St. Phil had other ideas, though. As I tried to leave, he hid the doorknob! It was a little dark inside and the overcast skies didn’t help, but I couldn’t find my way out! I felt around where I thought I had gotten in, felt hinges, but no knob where the knob should be. 

 I realized that leaving early was not in the plans for me that morning. I stayed the extra 3 minutes til the end of Mass. Then, a kindly man in the back of the Church saw my plight, lifted the latch (there was a latch, not a knob), and wished me a “Buen Camino” as he held the door open for me.
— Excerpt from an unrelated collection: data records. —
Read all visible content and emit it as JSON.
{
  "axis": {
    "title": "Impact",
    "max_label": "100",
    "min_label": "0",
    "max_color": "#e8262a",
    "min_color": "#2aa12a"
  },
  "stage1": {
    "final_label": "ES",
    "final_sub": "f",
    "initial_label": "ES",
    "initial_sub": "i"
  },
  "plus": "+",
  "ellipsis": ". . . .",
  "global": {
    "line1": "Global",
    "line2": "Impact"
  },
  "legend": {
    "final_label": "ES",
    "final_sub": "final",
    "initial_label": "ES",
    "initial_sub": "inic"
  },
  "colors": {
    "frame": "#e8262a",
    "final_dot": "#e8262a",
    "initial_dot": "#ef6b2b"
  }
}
The saints look out for my best interests, even when I do not. And was that Phil playing a joke by “locking” me in? 

I chuckled as I began on one of the muddiest days yet of my Camino.

Day 5 – The Saints Conspire to Keep my Focus Where it Needs to Be -Uterga to Puenta de la Reina

The day began poorly.

Someone in the room had an  alarm clock in their jacket which started going off at 0545 and went off every 15 minutes after that. Of course, the woman whose alarm it was was in the shower the whole time and never heard it.  

But the 15 people trying to sleep sure did.

The sun was finally out and I could wear my sunglasses. I was feeling strong and decided to take a detour to see the church at Eunate, a very old Romanesque style building in a nice setting.

Since I had left the albergue early, I was at Eunate by 0800. There were a few pilgrims there, sitting on the grass, catching the sunshine on the low rock wall surrounding the Church, like turtles in the sun. My friend from the albergue in Uterga, Antonio, was waiting and I shared some Voltaren for his swollen knees.

Unfortunately, the Church didn’t open until 1030. Who knew that a church would not be open for business on a  Sunday morning?

I changed my plans and decided to wait until the church opened. It was supposed to be very nice inside, in an austere sort of way.

I fell asleep in the warm sun, the silence occasionally broken by Sunday morning power paragliders buzzing around the fields.

Eventually, 1030 arrived. How did I know? Because at 1029, two tour buses full of visitors pulled up to the church. The woman who gave the stamps for our credencias, however, was the same who gave the Church tours and the paying customers came first.

I was finally able to leave at about 1115, having taken a glance at the inside of the church (Ehh) and gotten my stamp.

I arrived in Obanos in time for noon Mass at St. Juan Bautista so of course I went, the only pilgrim in a congregation full of families and friends..

I got to Puenta de la Reina and decided to stay instead of moving onto the next town, as I had originally planned. Waiting for the church in Eunate to open, then stumbling upon noon Mass in Obanos was clearly the work of my entourage of saints making sure I did the right thing and slowed down. 

Assigned to a room – and stuck with a top bunk – I was surprised to find that I was in the same room as Antonio, the friend with the bad knees who I had met the night before in Uterga, Petra, whom I had first met when we were at the same gite on the first day in St. Jean, and Antoine, my friend from the train ride from Paris.

The Camino is full of surprises.

Before the Pilgrim Mass that night, I had tapas with two very jovial Spanish gentlemen at the bar next to the Church. How very Catholic that there should be a bar next to a Church. They showed me the ins and outs of ordering and eating tapas and wine. They had everyone laughing, including the bartender, and they were delighted to discover that I was from America.